4.2 Door middel van de treasuryparagraaf bij de begroting autoriseert de raad het in het
begrotingsjaar door het college van burgemeester en wethouders binnen de kaders van het treasurystatuut uit te voeren treasurybeleid. Door middel van een overzicht van het treasurybeheer in de bestuursrapportage stemt de raad in met de wijze waarop in het begrotingsjaar het beleid wordt uitgevoerd. Door middel van de treasuryparagraaf bij de jaarrekening stelt de raad de wijze vast waarop in het begrotingsjaar door het college van burgemeester en wethouders het treasurybeleid is uitgevoerd. Binnen de kaders van het treasurystatuut vormt de treasuryparagraaf bestuurlijk daarom het belangrijkste besluitvormende moment. Dit betekent dat aan de treasuryparagraaf belangrijke inhoudelijke eisen gesteld moeten worden. Deze eisen moeten ondermeer de transparantie van het treasurybeleid waarborgen. Qua opzet en indeling moet de treasuryparagraaf in de jaarrekening en begroting gelijk zijn. Wel zal het accent van de jaarrekening en bestuursrapportage liggen op een verantwoording van het uitgevoerde treasurybeleid. Dit betreft ondermeer een analyse van de verschillen tussen planning en realisatie. Dit kan betekenen dat uit de analyse voorstellen resulteren die een bijsturing van het treasurybeleid inhouden. In de treasuryparagraaf moet worden gerapporteerd over algemene ontwikkelingen welke van belang zijn voor de beoordeling van het treasurybeleid en over de uitvoering van het treasurybeleid.
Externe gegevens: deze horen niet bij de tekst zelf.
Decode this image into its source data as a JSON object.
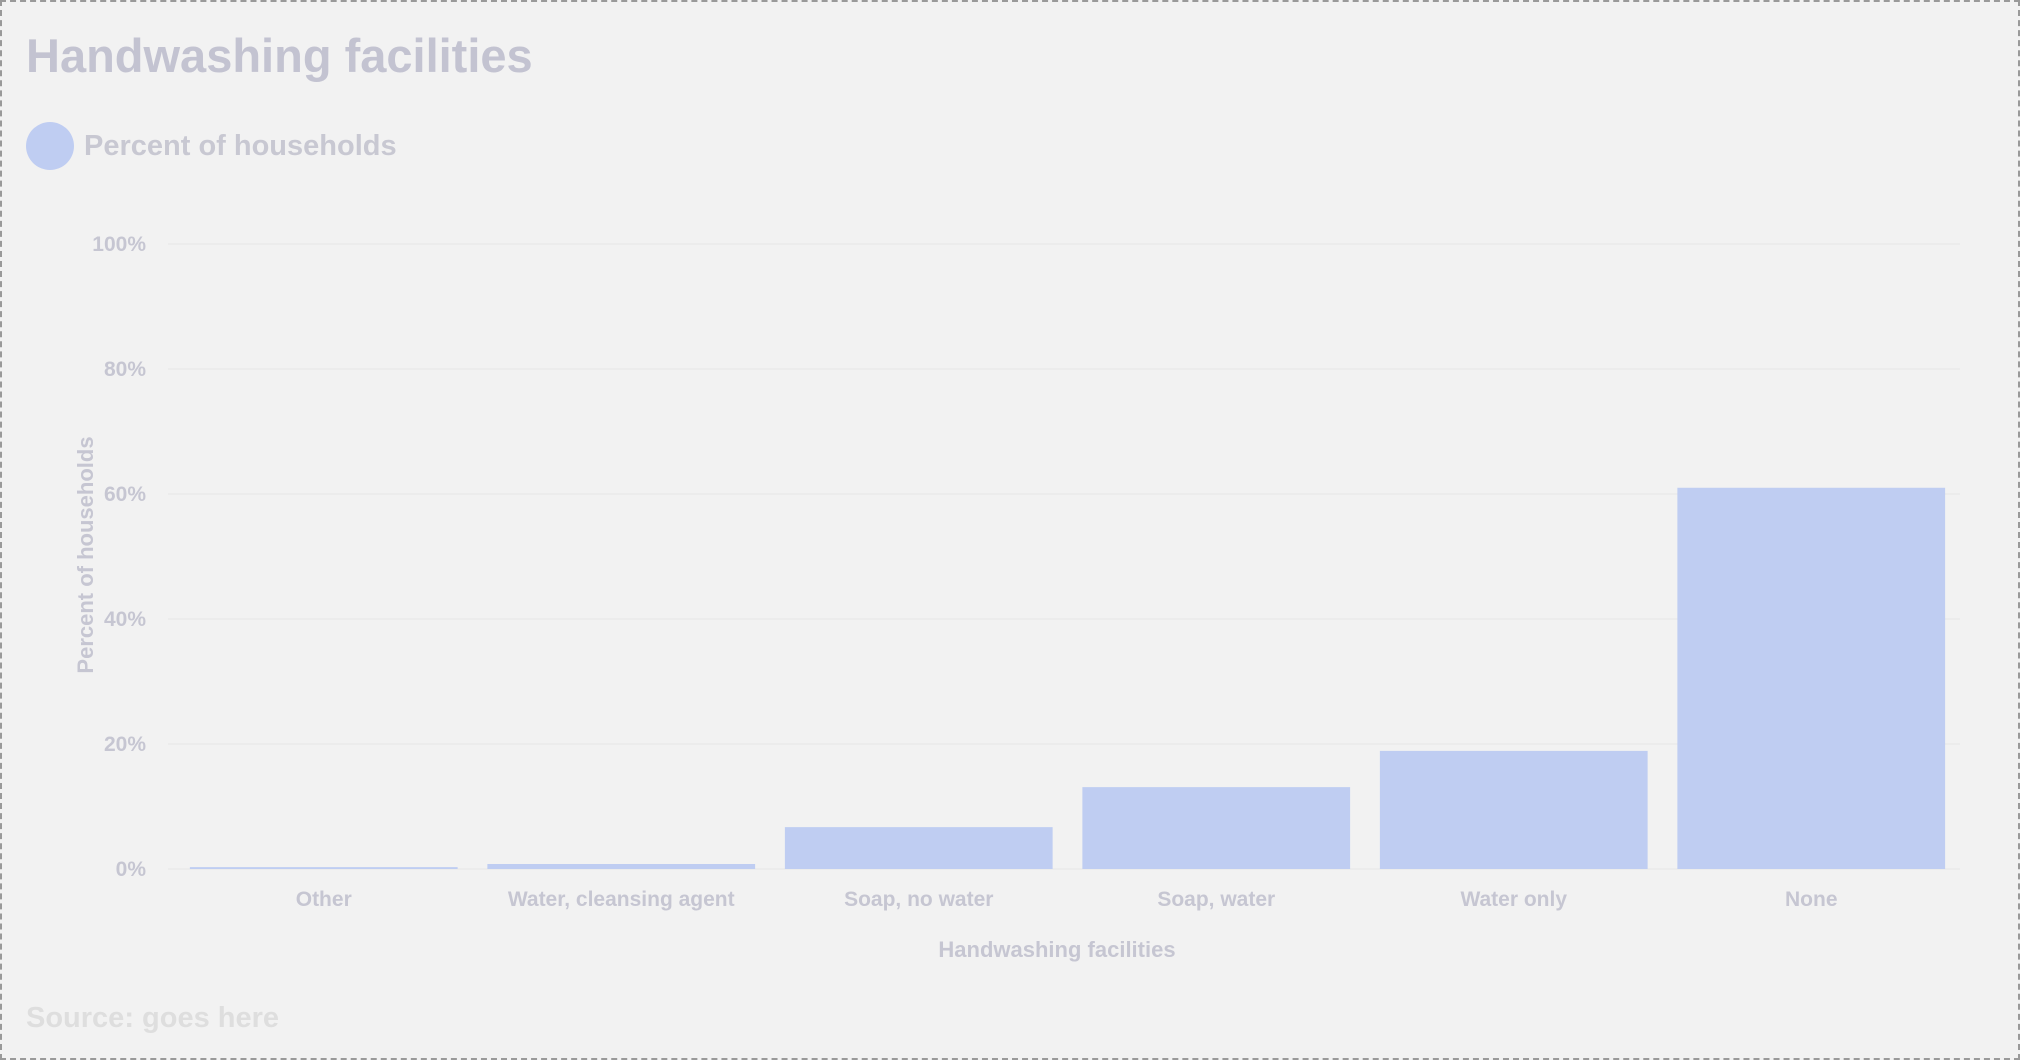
{
  "title": "Handwashing facilities",
  "legend": {
    "label": "Percent of households"
  },
  "source": "Source: goes here",
  "colors": {
    "bar": "#bfcdf2",
    "background": "#f2f2f2",
    "text": "#c6c6d2"
  },
  "chart_data": {
    "type": "bar",
    "title": "Handwashing facilities",
    "categories": [
      "Other",
      "Water, cleansing agent",
      "Soap, no water",
      "Soap, water",
      "Water only",
      "None"
    ],
    "series": [
      {
        "name": "Percent of households",
        "values": [
          0.3,
          0.8,
          6.7,
          13.1,
          18.9,
          61.0
        ]
      }
    ],
    "xlabel": "Handwashing facilities",
    "ylabel": "Percent of households",
    "ylim": [
      0,
      100
    ],
    "yticks": [
      0,
      20,
      40,
      60,
      80,
      100
    ],
    "ytick_labels": [
      "0%",
      "20%",
      "40%",
      "60%",
      "80%",
      "100%"
    ],
    "grid": true,
    "legend_position": "top-left"
  }
}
Het in beeld brengen van de algemene ontwikkelingen is van belang aangezien hiermee de omgeving wordt geschetst waarbinnen het treasurybeleid moet worden vormgegeven en uitgevoerd.
4.3 Uitzetting in deposito’s voor een periode korter dan 1 jaar vindt plaats na overleg met de treasurer en de concerncontroller.
Voor uitzettingen over een periode langer dan 1 jaar wordt vooraf toestemming verleend door de portefeuillehouder.
Het college van burgemeester en wethouders wordt 1 x per kwartaal (achteraf) in kennis gesteld van alle uitgevoerde transacties op de geld- en kapitaalmarkt.
De gemeenteraad wordt geïnformeerd middels de treasuryparagraaf in de begroting, rekening en bestuursrapportage.
4.4 Het EMU-saldo is het saldo van de inkomsten en uitgaven van de overheid. Een tekort bij de lokale overheden draagt bij aan een tekort van de gehele overheid. Bij een dreigende overschrijding van de 3%-norm – voor zover veroorzaakt door lokale overheden – kan ingegrepen worden op basis van artikel 7 van de wet Fido.